Street food in Asia is among the best… if not the best in the world. Intoxicating, the tantalizing aroma of spicy and savory food fills the city’s air. Foods one can almost become addicted to. The good news is, these delicious and classic Asian street foods can be made at home.
And we’ve gathered the recipes for you.
From Singapore to Malaysia, Korea and Japan, Vietnam, and Indonesia, these are street food recipes you’ll want to make at home.
1. Chicken Curry Puffs – Singapore
An all-time favorite of mine. I first had curry puffs made at my Malaysian friend’s home. Truly magnificent!
“Passed on to him by a Hainanese sailor he met when he was a young man, Uncle Tham’s curry puffs are a hugely popular snack in Singapore. All handmade and bursting with flavour, they perfectly represent the melting pot that is Singaporean cuisine. The chicken can be substituted with sardines, or a vegetable.”
2. Kimberly Street Duck Koay Chiap – Penang, Malysia
“Most Penangites would have heard or tried the famous night-time Duck Koay Chiap in Kimberley Street, Penang. It is a stall by the roadside located just a few shops down from Restaurant Goh Huat Seng. The proprietor, Mr Por has been been serving Koay Chiap for almost twenty-nine years in this usual selling spot. For over the span of three decades, Mr Por has insisted on using local ingredients, while preparing everything himself. Ranging from the Koay Chiap to the stewed duck to the chili sauce, everything is prepared by him and has remained his trade secret all this while.”
3. Spicy Pork Noodles – China
“This is a version of the classic spicy Beijing noodles, but I’ve reduced the pork and increased the vegetables. Make sure you use free-range pork mince – your best bet might be to source it from your local farmers’ market.” Matthew Evans, For the Love of Meat
4. Hotteok – Korea
“Learn to make popular Korean winter street food – Hotteok (Korean sweet pancakes). It’s crispy outside and inside is filled with sweet gooey indulgence!”

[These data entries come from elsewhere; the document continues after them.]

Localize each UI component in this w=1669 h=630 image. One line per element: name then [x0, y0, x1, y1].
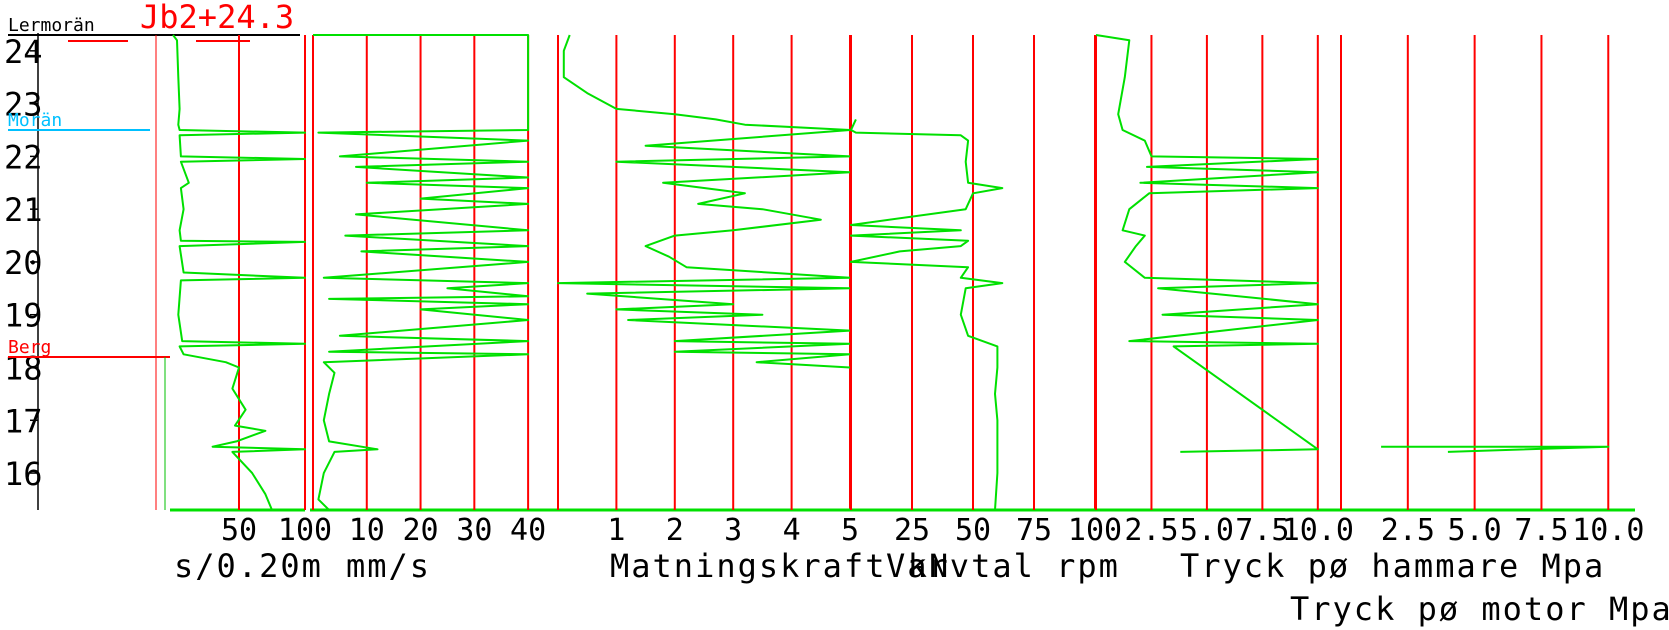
- panel-tick-label: 7.5: [1514, 513, 1568, 548]
- panel-unit-label: Varvtal rpm: [886, 547, 1120, 585]
- depth-tick-label: 22: [4, 138, 43, 176]
- panel-tick-label: 20: [402, 513, 438, 548]
- depth-tick-label: 21: [4, 191, 43, 229]
- panel-tick-label: 75: [1016, 513, 1052, 548]
- panel-tick-label: 5.0: [1448, 513, 1502, 548]
- panel-tick-label: 4: [783, 513, 801, 548]
- depth-tick-label: 16: [4, 455, 43, 493]
- panel-tick-label: 25: [894, 513, 930, 548]
- panel-series-line: [172, 34, 306, 511]
- panel-tick-label: 50: [221, 513, 257, 548]
- panel-series-line: [850, 118, 1004, 511]
- depth-tick-label: 18: [4, 350, 43, 388]
- panel-tick-label: 10.0: [1572, 513, 1644, 548]
- panel-tick-label: 3: [724, 513, 742, 548]
- depth-tick-label: 20: [4, 244, 43, 282]
- panel-tick-label: 100: [278, 513, 332, 548]
- depth-tick-label: 17: [4, 402, 43, 440]
- depth-tick-label: 23: [4, 86, 43, 124]
- panel-tick-label: 2.5: [1124, 513, 1178, 548]
- layer-label: Berg: [8, 337, 51, 358]
- panel-tick-label: 50: [955, 513, 991, 548]
- panel-tick-label: 2: [666, 513, 684, 548]
- panel-tick-label: 30: [456, 513, 492, 548]
- panel-tick-label: 10.0: [1282, 513, 1354, 548]
- panel-tick-label: 2.5: [1381, 513, 1435, 548]
- panel-series-line: [557, 34, 851, 369]
- panel-tick-label: 100: [1068, 513, 1122, 548]
- panel-tick-label: 1: [607, 513, 625, 548]
- layer-label: Lermorän: [8, 15, 95, 36]
- panel-unit-label: Matningskraft kN: [610, 547, 950, 585]
- depth-tick-label: 24: [4, 33, 43, 71]
- panel-tick-label: 5: [841, 513, 859, 548]
- panel-unit-label: mm/s: [346, 547, 431, 585]
- panel-series-line: [1381, 445, 1610, 453]
- panel-unit-label: Tryck pø hammare Mpa: [1180, 547, 1605, 585]
- panel-tick-label: 40: [510, 513, 546, 548]
- panel-tick-label: 10: [349, 513, 385, 548]
- depth-tick-label: 19: [4, 297, 43, 335]
- panel-unit-label: s/0.20m: [174, 547, 323, 585]
- panel-tick-label: 5.0: [1180, 513, 1234, 548]
- panel-tick-label: 7.5: [1235, 513, 1289, 548]
- panel-series-line: [313, 34, 530, 511]
- panel-unit-label: Tryck pø motor Mpa: [1290, 590, 1669, 628]
- layer-label: Morän: [8, 110, 62, 131]
- panel-series-line: [1095, 34, 1319, 453]
- chart-title: Jb2+24.3: [140, 0, 294, 36]
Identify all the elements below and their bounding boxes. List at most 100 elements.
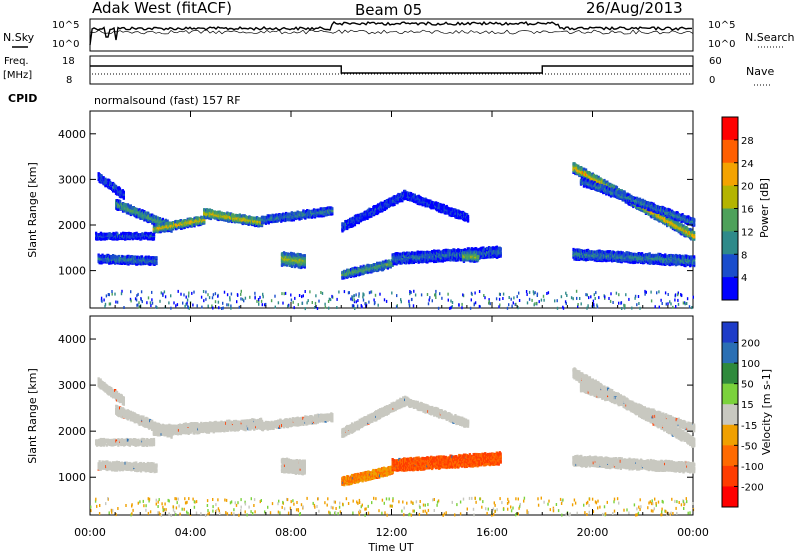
echo-cell xyxy=(193,223,196,227)
nave-label: Nave xyxy=(746,65,774,78)
echo-cell xyxy=(153,226,157,230)
echo-cell xyxy=(304,216,307,220)
echo-cell xyxy=(303,256,306,260)
echo-cell xyxy=(155,259,158,263)
echo-cell xyxy=(147,211,150,215)
echo-cell xyxy=(209,217,213,221)
echo-cell xyxy=(346,227,349,231)
echo-cell xyxy=(116,237,119,241)
echo-cell xyxy=(260,224,264,228)
echo-cell xyxy=(152,237,156,241)
echo-cell xyxy=(296,210,299,214)
echo-cell xyxy=(285,263,289,267)
noise-right-tick-top: 10^5 xyxy=(708,20,735,31)
echo-cell xyxy=(122,190,125,194)
power-panel-frame xyxy=(89,110,694,309)
echo-cell xyxy=(118,259,121,263)
echo-cell xyxy=(133,232,136,236)
echo-cell xyxy=(141,209,144,213)
echo-cell xyxy=(161,217,164,221)
echo-cell xyxy=(476,258,480,262)
echo-cell xyxy=(155,261,158,265)
echo-cell xyxy=(499,247,502,251)
date-title: 26/Aug/2013 xyxy=(586,0,683,17)
echo-cell xyxy=(303,254,306,258)
echo-cell xyxy=(264,221,267,225)
freq-label-bottom: [MHz] xyxy=(3,70,32,81)
noise-right-tick-bottom: 10^0 xyxy=(708,39,735,50)
echo-cell xyxy=(127,262,130,266)
echo-cell xyxy=(119,200,122,203)
echo-cell xyxy=(140,255,144,259)
echo-cell xyxy=(476,251,480,255)
echo-cell xyxy=(125,211,129,215)
echo-cell xyxy=(117,254,121,258)
echo-cell xyxy=(118,187,122,191)
echo-cell xyxy=(102,176,105,180)
power-echo-marks xyxy=(95,162,696,311)
echo-cell xyxy=(189,217,192,221)
echo-cell xyxy=(115,200,118,204)
beam-title: Beam 05 xyxy=(355,1,422,19)
echo-cell xyxy=(100,174,103,178)
echo-cell xyxy=(118,189,122,193)
freq-left-tick-top: 18 xyxy=(62,56,75,67)
echo-cell xyxy=(104,177,107,181)
echo-cell xyxy=(466,214,470,218)
echo-cell xyxy=(205,210,208,214)
echo-cell xyxy=(331,212,334,215)
echo-cell xyxy=(203,220,206,224)
echo-cell xyxy=(114,184,118,188)
echo-cell xyxy=(145,231,148,235)
echo-cell xyxy=(129,204,132,208)
noise-search-line xyxy=(89,29,694,35)
echo-cell xyxy=(267,221,270,225)
freq-line xyxy=(90,65,693,74)
echo-cell xyxy=(155,256,158,260)
noise-left-tick-bottom: 10^0 xyxy=(52,39,79,50)
noise-panel: N.Sky 10^5 10^0 10^5 10^0 N.Search xyxy=(3,18,795,52)
freq-panel: Freq. [MHz] 18 8 60 0 Nave xyxy=(3,55,774,86)
echo-cell xyxy=(206,213,209,217)
noise-right-label: N.Search xyxy=(745,31,795,44)
echo-cell xyxy=(105,180,108,184)
echo-cell xyxy=(232,213,235,217)
echo-cell xyxy=(152,233,156,236)
echo-cell xyxy=(108,232,111,236)
cpid-text: normalsound (fast) 157 RF xyxy=(94,94,241,107)
freq-right-tick-bottom: 0 xyxy=(709,75,715,86)
echo-cell xyxy=(122,192,125,196)
echo-cell xyxy=(134,255,137,259)
echo-cell xyxy=(420,250,423,254)
freq-label-top: Freq. xyxy=(4,56,29,67)
echo-cell xyxy=(148,232,151,236)
echo-cell xyxy=(179,219,183,222)
echo-cell xyxy=(121,255,124,259)
echo-cell xyxy=(164,218,167,222)
freq-right-tick-top: 60 xyxy=(709,56,722,67)
cpid-label: CPID xyxy=(8,92,37,105)
echo-cell xyxy=(108,179,111,183)
echo-cell xyxy=(236,216,240,220)
echo-cell xyxy=(269,214,272,218)
echo-cell xyxy=(170,229,173,233)
freq-panel-frame xyxy=(89,55,694,85)
noise-left-label: N.Sky xyxy=(3,31,35,44)
echo-cell xyxy=(331,207,334,211)
echo-cell xyxy=(166,219,169,223)
noise-panel-frame xyxy=(89,18,694,52)
echo-cell xyxy=(223,212,226,216)
echo-cell xyxy=(122,195,125,199)
freq-left-tick-bottom: 8 xyxy=(66,75,72,86)
echo-cell xyxy=(116,261,120,265)
echo-cell xyxy=(158,217,162,220)
echo-cell xyxy=(135,211,138,215)
noise-sky-line xyxy=(89,21,692,46)
echo-cell xyxy=(331,208,334,212)
echo-cell xyxy=(499,250,502,254)
echo-cell xyxy=(141,232,144,236)
echo-cell xyxy=(208,208,212,212)
echo-cell xyxy=(123,262,126,265)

5. Thit Bo Nuong La Lot – Vietnam
“Grilled beef in wild betel leaf. They’re fragrant, fun, and delicious. They’re a favorite Vietnamese snack. When the rolls are cooking, the perfume of the leaves, called la lot (“lah loht”) in Vietnamese, mesmerizes. The fragrance is uncommon and distinctive. You know it when you smell it.”
6. Bulgogi – Korea
“The most delicious beef bulgogi recipe! Finally! I’m so happy to share my Bulgogi (불고기) recipe today. Well, over the years I have shared a couple of bulgogi recipes on my blog but I have been wanting to share the most classic, authentic and ultimate Bulgogi recipe for a very long time (for almost 9 years)! So here’s it is!”
7. Banh Cu Cai Bot Chien – China/Vietnam
Crisp Daikon Rice Cakes with Egg and Scallion: “I spotted a man making bot chien (literally fried dough, which sounds utterly blah but it is darn good) on a flat top. He was doing a brisk business and having a good time chatting with customers. His sizzling cart emanated fabulous fragrance.”
8. Korokke – Japan
“Potato croquettes, or Korokke as they are called in Japanese, are a delicious fried food made from panko crumbed mashed potato with carrot and onion and mince. This is typical Japanese home cooking and also a tasty street food. They’re a great dinner or lunch because they’re like one meal all in one little croquette, so they’re especially great for lunch on-the-go! They’re also a delicious way to change up kids lunches from just the regular sandwich. The croquettes, or korokke, taste best when they’re fried but you can bake these too.”
9. Traditional Cantonese Mooncakes – China
“Mooncakes, the banner dessert of the Mid-Autumn Festival, are by far my favorite Asian treat. Like a Chinese cheesecake, they’re rich, decadent, and altogether too indulgent. This homemade version is a little lighter but just as delicious, so you can have your (moon)cake and eat it, too.”
10. Quick and Easy Takoyaki – Japan
“Cook up this hot and tasty Japanese snack in minutes with just one chopstick. Crispy on the outside and gooey on the inside, it’s easy to make your own Quick and Easy Takoyaki at home. Now to spice them up with secret topping combinations found in Hyuga, Japan.”
11. Roti Canai – Malaysia and Singapore
“Roti canai (roti paratha) originated from southern India but was modified and made famous by the mamak (Muslim-Indian) hawkers in Malaysia and Singapore. In Malaysia, this crispy and buttery (actually made with ghee) flat bread is called roti canai but across the straits in Singapore, they are commonly known as roti paratha.”
12. Pork Satay with Chilli Dipping Sauce – Thailand
“It is believed that satay is an interpretation of Middle Eastern kebabs and was introduced to Southeast Asia by way of Arab traders. There are countless regional variations; this version is made of pork, grilled over charcoal and served with chilli vinegar sauce rather than traditional peanut sauce.”